Cumhurbaşkanı Tayyip Erdoğan, “Kurtuluş savaşının ana karargâhı”, “millet iradesinin vücut bulduğu” yüce Meclis’in çatısı altında konuşuyordu.

Memleketteki TV kanallarının çoğu, mecburen canlı yayın yapıyor, milyonlar kendisini dinliyordu.

Aynen şöyle dedi:

“Düşünün Dolmabahçe Bezmialem Valide Sultan Camii’nin içinde bu eşkıyalar, bu teröristler, bira şişeleriyle, bira kutularıyla adeta caminin içini pislemişti. Bunlar böyle, bunlar çürük, bunlar sürtük, bunlar için ulu mabed nedir, ne değildir, öyle bir şey yok.”

Yenilir yutulur laflar değildi.

Üstelik spontane değil, bizzat konuşma metnini hazırlayanlar tarafından metne yerleştirilmiş, promptera yansıtılmış ve Cumhurbaşkanı tarafından içtenlikle okunmuştu.

Anlayacağınız bir büyük yalanı ve ağır bir küfürü içeren o paragraf taammüden oluşturulmuştu:

- Yalandı çünkü: Tıpkı “Kabataş’ta türbanlı bacımızı dövdüler, üzerine işediler” yalanı gibi “Camide bira içtiler” iddiasının da yalan olduğu daha önce ispatlanmıştı. “Türbanlı bacımız” yalanını kamera görüntüleri, “Camide bira içtiler” yalanını ise bizzat caminin imamı ortaya çıkarmıştı.

- Küfürdü çünkü: “Sürtük” kelimesinin ne anlama geldiğini, o küfürü metne yazan da ve promptera yansıtan da okuyan da gayet iyi biliyordu.

★★★

Bir büyük yalan ile bir ağır küfür içeren bu cümlelerin karşı mahallede büyük tepki görmesi kaçınılmazdı. Öyle de oldu.

Ancak ben, “kendi mahallesinden kimse tepki gösterecek mi?” diye bekledim.

Belki vicdanlı biri çıkıp, “Sayın Cumhurbaşkanımıza yakışmadı” derdi.

“Aslında şunları kastetmişti, şöyle demek istemişti” diye kıvırmaya dahi cesaret edememişlerdi.

Hepsi üç maymunu oynuyordu.

Sanki görmemişlerdi, duymamışlardı, bilmiyorlardı!

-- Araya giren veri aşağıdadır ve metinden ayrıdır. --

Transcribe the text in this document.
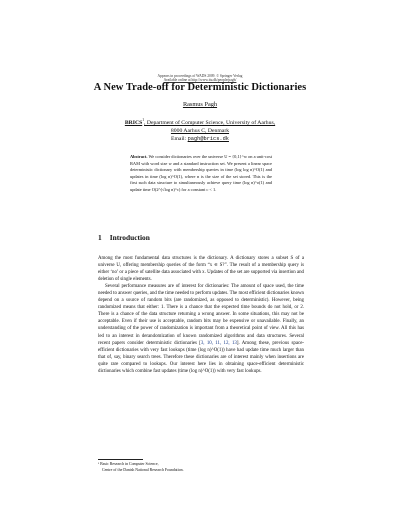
Appears in proceedings of WADS 2009. © Springer Verlag
Available online at http://www.itu.dk/people/pagh/
A New Trade-off for Deterministic Dictionaries
Rasmus Pagh
BRICS$^1$, Department of Computer Science, University of Aarhus,
8000 Aarhus C, Denmark
Email: pagh@brics.dk
Abstract. We consider dictionaries over the universe U = {0,1}^w on a unit-cost RAM with word size w and a standard instruction set. We present a linear space deterministic dictionary with membership queries in time (log log n)^O(1) and updates in time (log n)^O(1), where n is the size of the set stored. This is the first such data structure to simultaneously achieve query time (log n)^o(1) and update time O(2^(√log n)^c) for a constant c < 1.
1 Introduction

Among the most fundamental data structures is the dictionary. A dictionary stores a subset S of a universe U, offering membership queries of the form “x ∈ S?”. The result of a membership query is either ‘no’ or a piece of satellite data associated with x. Updates of the set are supported via insertion and deletion of single elements.

Several performance measures are of interest for dictionaries: The amount of space used, the time needed to answer queries, and the time needed to perform updates. The most efficient dictionaries known depend on a source of random bits (are randomized, as opposed to deterministic). However, being randomized means that either: 1. There is a chance that the expected time bounds do not hold, or 2. There is a chance of the data structure returning a wrong answer. In some situations, this may not be acceptable. Even if their use is acceptable, random bits may be expensive or unavailable. Finally, an understanding of the power of randomization is important from a theoretical point of view. All this has led to an interest in derandomization of known randomized algorithms and data structures. Several recent papers consider deterministic dictionaries [3, 10, 11, 12, 13]. Among these, previous space-efficient dictionaries with very fast lookups (time (log n)^O(1)) have had update time much larger than that of, say, binary search trees. Therefore these dictionaries are of interest mainly when insertions are quite rare compared to lookups. Our interest here lies in obtaining space-efficient deterministic dictionaries which combine fast updates (time (log n)^O(1)) with very fast lookups.

¹ Basic Research in Computer Science,
Centre of the Danish National Research Foundation.
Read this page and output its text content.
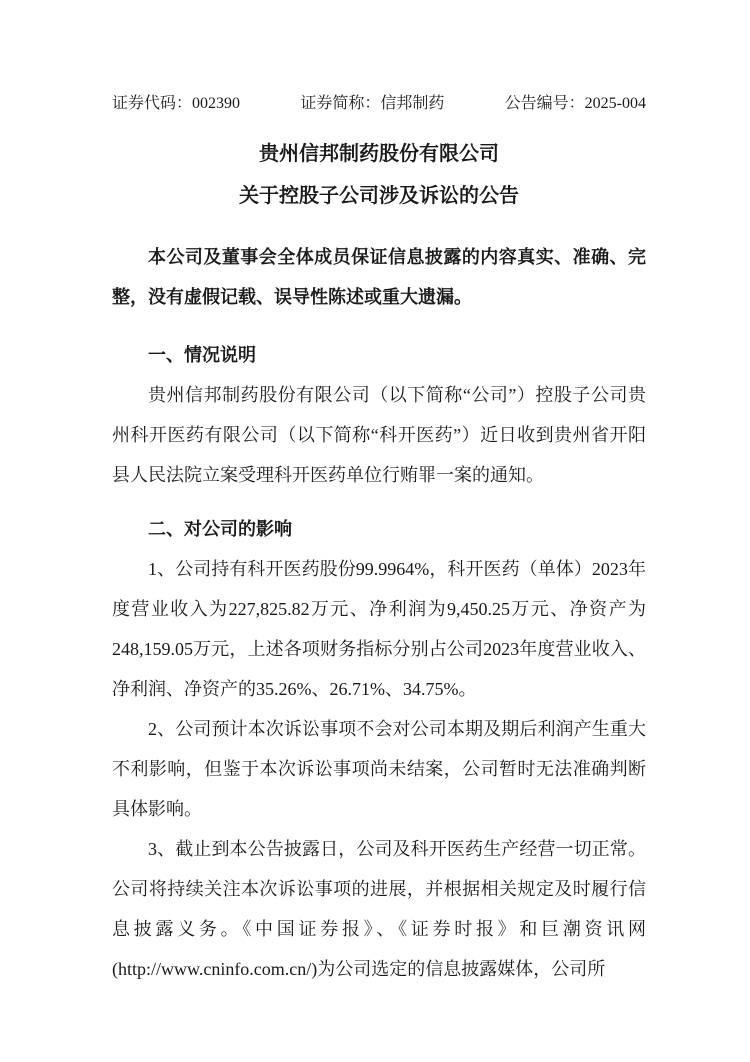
证券代码：002390	证券简称：信邦制药	公告编号：2025-004
贵州信邦制药股份有限公司
关于控股子公司涉及诉讼的公告

本公司及董事会全体成员保证信息披露的内容真实、准确、完整，没有虚假记载、误导性陈述或重大遗漏。

一、情况说明

贵州信邦制药股份有限公司（以下简称“公司”）控股子公司贵州科开医药有限公司（以下简称“科开医药”）近日收到贵州省开阳县人民法院立案受理科开医药单位行贿罪一案的通知。

二、对公司的影响

1、公司持有科开医药股份99.9964%，科开医药（单体）2023年度营业收入为227,825.82万元、净利润为9,450.25万元、净资产为248,159.05万元，上述各项财务指标分别占公司2023年度营业收入、净利润、净资产的35.26%、26.71%、34.75%。

2、公司预计本次诉讼事项不会对公司本期及期后利润产生重大不利影响，但鉴于本次诉讼事项尚未结案，公司暂时无法准确判断具体影响。

3、截止到本公告披露日，公司及科开医药生产经营一切正常。公司将持续关注本次诉讼事项的进展，并根据相关规定及时履行信息披露义务。《中国证券报》、《证券时报》和巨潮资讯网(http://www.cninfo.com.cn/)为公司选定的信息披露媒体，公司所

Zaman zaman eleştirel tavırlarıyla karşımıza çıkan ve “AK Parti’nin vicdanı”, “Cumhurbaşkanı’nın AK sakallısı”, “AK Parti’deki vicdanlı siyasetçi” gibi sıfatlarla anılan isimlerden dahi tık yoktu.

Hepsi suspustu.

O beylerin/hanımların televizyon tartışmalarına baktım hemen.

Kimi Suriye’nin kuzeyine yapılacak askeri operasyonu ileri sürerek, kimi CHP lideri Kemal Kılıçdaroğlu’na sorulan soruları anımsatarak, kimi sessizliğe bürünerek gündemi değiştirmeye çalışıyordu.

Cumhurbaşkanı Erdoğan’ın bizzat kendisi ise “yeni bir müjdenin” müjdesini vererek o konuşmayı hiç yapmamış gibi davranıyordu.

★★★

İktidarın sıkıştıkça baskıcı bir yol izleyeceğini ve kendisini desteklemeyen halk kesimlerine karşı sertleşeceğini daha önce yazmıştım. Öyle anlaşılıyor ki bununla da yetinmeyip “Yalan, küfür, ne olursa... Kazanmak için her yol mubah” anlayışıyla da hareket edecekler.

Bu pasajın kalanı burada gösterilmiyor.